Inilah Alasan Umat Muslim Harus Mendirikan Shalat

Manusia diciptakan oleh Allah SWT di muka bumi ini tentu memiliki tujuan, begitu pula dengan syariat. Suatu syariat yang ada dalam Islam juga memiliki hakikat dan tujuan. Sebab, tidak mungkin peraturan itu dibuat tanpa alasan dan tujuan. Dalam hal ini, syariat shalat yang diwajibkan atas semua umat Islam juga memiliki hakikat dan tujuan. Masalahnya, banyak orang yang melakukan shalat tapi tidak mengetahui hakikat dan tujuan diwajibkannya shalat Inilah yang menjadikan shalat seseorang tidak sempurna dan berarti. Untuk itu, perlu kiranya kita mengetahui secara benar jawaban dari pertanyaan “mengapa umat Muslim harus Shalat?”. Dengan mengetahui jawaban dari pertanyaan tersebut diharapkan kita dapat memperbaiki kualitas shalat kita.

Salah satu cara untuk memahami hakikat dan tujuan disyariatkannya shalat dapat diketahui dengan memahami hakikat penciptaan manusia di muka bumi. Sebab, antara manusia dan syariat shalat selalu berhubungan. Manusia dalam bahasa Arab disebut dengan istilah al-Insan atau al-Bashar. Namun, dalam al-Qur’an, Allah SWT memanggil manusia dengan berbagai macam istilah. Di antara istilah tersebut ialah al-Insan/an-Naas, al-Bashar, al-Khalifah, Bani Adam, dll. Semua istilah tersebut digunakan untuk menyebutkan kedudukan manusia sesuai dengan konteks ayat. Dan untuk memahami hakikat manusia dapat dilakukan dengan cara mengetahui makna dari semua istilah-istilah tersebut serta penggunaannya dalam al-Qur’an.

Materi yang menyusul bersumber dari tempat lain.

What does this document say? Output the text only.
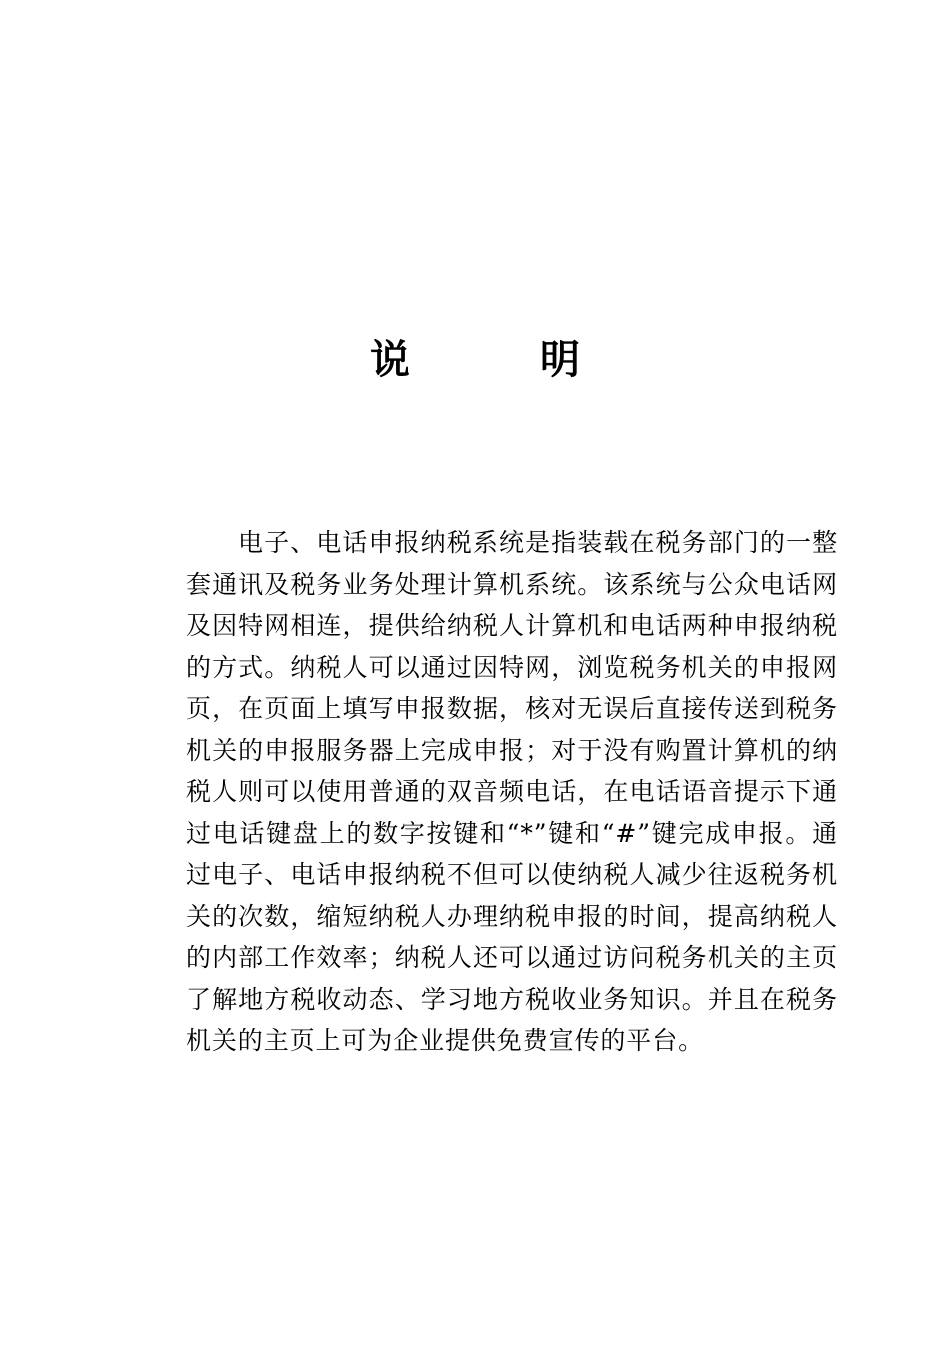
说 明

电子、电话申报纳税系统是指装载在税务部门的一整套通讯及税务业务处理计算机系统。该系统与公众电话网及因特网相连，提供给纳税人计算机和电话两种申报纳税的方式。纳税人可以通过因特网，浏览税务机关的申报网页，在页面上填写申报数据，核对无误后直接传送到税务机关的申报服务器上完成申报；对于没有购置计算机的纳税人则可以使用普通的双音频电话，在电话语音提示下通过电话键盘上的数字按键和“*”键和“#”键完成申报。通过电子、电话申报纳税不但可以使纳税人减少往返税务机关的次数，缩短纳税人办理纳税申报的时间，提高纳税人的内部工作效率；纳税人还可以通过访问税务机关的主页了解地方税收动态、学习地方税收业务知识。并且在税务机关的主页上可为企业提供免费宣传的平台。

Berbicara tentang hakikat manusia berarti membahas tentang kedudukan manusia sebagai makhluk Allah SWT. Dalam al-Qur’an banyak sekali ayat yang menjelaskan tentang hakikat diri manusia. Salah satunya adalah Q.S. Al-Mu’minun ayat 12-16 yang menjelaskan tentang penciptaan manusia. Dalam ayat tersebut dijelaskan bahwa manusia diciptakan dari saripati yang diambil dari tanah. Kemudian saripati tersebut dijadikan oleh Allah SWT menjadi air mani, segumpal darah, segumpal daging dan tulang belulang yang diletakkan dalam rahim seorang ibu.

Dalam ayat yang lain, manusia juga disebut dengan istilah Bani Adam (keturunan adam). Hal tersebut dapat kita lihat melalui Q.S. Yasin ayat 60. Dalam ayat tersebut Allah SWT memerintahkan semua umat manusia (Bani Adam) untuk tidak menyembah syetan. Sebab, syetan telah banyak menjerumuskan manusia ke dalam kesesatan. Dari ayat tersebut kita dapat ambil pelajaran bahwa Allah SWT ingin menyelamatkan manusia dari jurang kehinaan. Adapun cara untuk selamat adalah dengan melakukan perintah Allah SWT.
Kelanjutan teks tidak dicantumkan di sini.